A commonly used scale for interpreting Bayes factors is proposed by Jeffreys and

it's as follows.

If the Bayes factor is between one and

three, the evidence against H2 is not worth a bare mention.

If it's 3 to 20 the evidence is positive.

If it's 30 to 150 the evidence is strong and

if it's greater than 150 the evidence is very strong.

It might have caught youre attention that the base factor we calculated does

not even appear on the scale.

To obtain a base factor value on the scale we will need to change the order of our

hypotheses and calculate the base factor for hypotheses two to hypothesis one.

And look for evidence against hypothesis one instead.

We can calculate the Bayes factor as a reciprocal of the Bayes factor for

hypothesis one to hypothesis two.

For our data, this comes out to approximately 93.

Hence, evidence against hypothesis one,

which states that the patient does not have HIV is strong.

This means that even though the posterior for

having HIV given a positive result was low, we would still decide

according to the scale based on a positive elisa that the patient has HIV.

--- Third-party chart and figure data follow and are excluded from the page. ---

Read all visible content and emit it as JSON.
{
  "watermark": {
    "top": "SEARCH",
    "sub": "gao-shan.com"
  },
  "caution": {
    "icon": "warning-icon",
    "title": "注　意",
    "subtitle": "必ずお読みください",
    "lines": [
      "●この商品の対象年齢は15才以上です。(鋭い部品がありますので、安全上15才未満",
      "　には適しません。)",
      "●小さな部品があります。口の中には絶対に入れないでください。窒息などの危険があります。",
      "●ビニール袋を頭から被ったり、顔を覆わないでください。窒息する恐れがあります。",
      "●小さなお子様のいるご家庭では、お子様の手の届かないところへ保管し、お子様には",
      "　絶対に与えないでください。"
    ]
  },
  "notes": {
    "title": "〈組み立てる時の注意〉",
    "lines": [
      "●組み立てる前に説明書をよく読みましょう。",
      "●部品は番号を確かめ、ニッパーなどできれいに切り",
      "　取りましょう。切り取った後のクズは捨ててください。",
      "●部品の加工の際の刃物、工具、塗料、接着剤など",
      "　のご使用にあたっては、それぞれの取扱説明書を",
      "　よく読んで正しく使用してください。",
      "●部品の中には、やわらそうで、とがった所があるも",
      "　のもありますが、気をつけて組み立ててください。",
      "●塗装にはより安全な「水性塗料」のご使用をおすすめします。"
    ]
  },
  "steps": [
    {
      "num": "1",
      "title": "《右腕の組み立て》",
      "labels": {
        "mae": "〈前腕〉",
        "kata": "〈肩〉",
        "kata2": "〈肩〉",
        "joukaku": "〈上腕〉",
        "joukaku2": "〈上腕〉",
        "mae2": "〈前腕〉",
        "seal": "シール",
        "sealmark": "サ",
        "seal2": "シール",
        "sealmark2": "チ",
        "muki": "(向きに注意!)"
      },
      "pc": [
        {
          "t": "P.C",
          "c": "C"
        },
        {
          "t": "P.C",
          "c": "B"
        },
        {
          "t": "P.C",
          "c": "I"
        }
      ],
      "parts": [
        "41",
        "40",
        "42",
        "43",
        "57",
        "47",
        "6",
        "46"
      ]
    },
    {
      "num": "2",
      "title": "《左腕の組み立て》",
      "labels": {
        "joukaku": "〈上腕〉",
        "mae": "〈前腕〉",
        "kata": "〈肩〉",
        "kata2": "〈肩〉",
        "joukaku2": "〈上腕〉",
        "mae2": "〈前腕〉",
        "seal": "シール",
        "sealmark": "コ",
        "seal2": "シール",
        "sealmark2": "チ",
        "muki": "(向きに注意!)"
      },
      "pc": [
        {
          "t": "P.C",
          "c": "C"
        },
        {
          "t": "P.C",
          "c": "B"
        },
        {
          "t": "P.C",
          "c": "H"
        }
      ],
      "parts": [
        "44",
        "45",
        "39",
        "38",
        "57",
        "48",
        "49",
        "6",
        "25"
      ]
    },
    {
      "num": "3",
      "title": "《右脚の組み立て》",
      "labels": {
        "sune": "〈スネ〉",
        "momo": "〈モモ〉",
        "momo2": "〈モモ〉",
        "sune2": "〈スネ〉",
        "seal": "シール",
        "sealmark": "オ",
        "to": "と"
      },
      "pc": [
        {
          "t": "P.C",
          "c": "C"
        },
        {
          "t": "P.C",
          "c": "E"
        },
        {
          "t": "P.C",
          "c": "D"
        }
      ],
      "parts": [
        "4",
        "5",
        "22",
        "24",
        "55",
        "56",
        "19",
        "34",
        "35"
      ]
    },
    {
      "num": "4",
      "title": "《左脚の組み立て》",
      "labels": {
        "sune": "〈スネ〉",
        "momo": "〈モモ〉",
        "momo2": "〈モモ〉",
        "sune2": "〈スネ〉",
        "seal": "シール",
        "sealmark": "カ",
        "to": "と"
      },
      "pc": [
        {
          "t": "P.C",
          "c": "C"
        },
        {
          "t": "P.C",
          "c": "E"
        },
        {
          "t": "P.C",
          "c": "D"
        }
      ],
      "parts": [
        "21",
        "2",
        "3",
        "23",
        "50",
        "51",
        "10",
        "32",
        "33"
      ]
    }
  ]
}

An intuitive way of thinking about this is to consider not only the posteriors, but

also the priors assigned to this hypotheses.

Bayes factor is the ratio of the posterior odds to prior odds.

While 12% is a low posterior probability for

having HIV given a positive ELISA result, this value is still much higher

than the overall prevalence of HIV in the population.

In other words, the prior probability for that hypothesis.

5:22

Another commonly used scale for

interpreting Bayes factors is proposed by Kass and Raftery, and

it deals with the natural logarithm of the calculated Bayes factor.

Reporting of the log scale can be helpful for

numerical accuracy reasons when the likelihoods are very small.

Taking two times the natural logarithm of the Bayes factor we calculated earlier,

we would end up with the same decision that the evidence

against hypothesis two is strong.

To recap, in this video we defined prior odds, posterior odds, and Bayes factors.

We learned about scales by which we can interpret these values for

model selection.

We also re-emphasize that in Bayesian testing,

the order in which we evaluate the models of hypotheses does not matter.

Since the Bayes factor of hypothesis two versus hypothesis one is

simply the reciprocal of the Bayes factor for hypothesis one versus hypothesis two.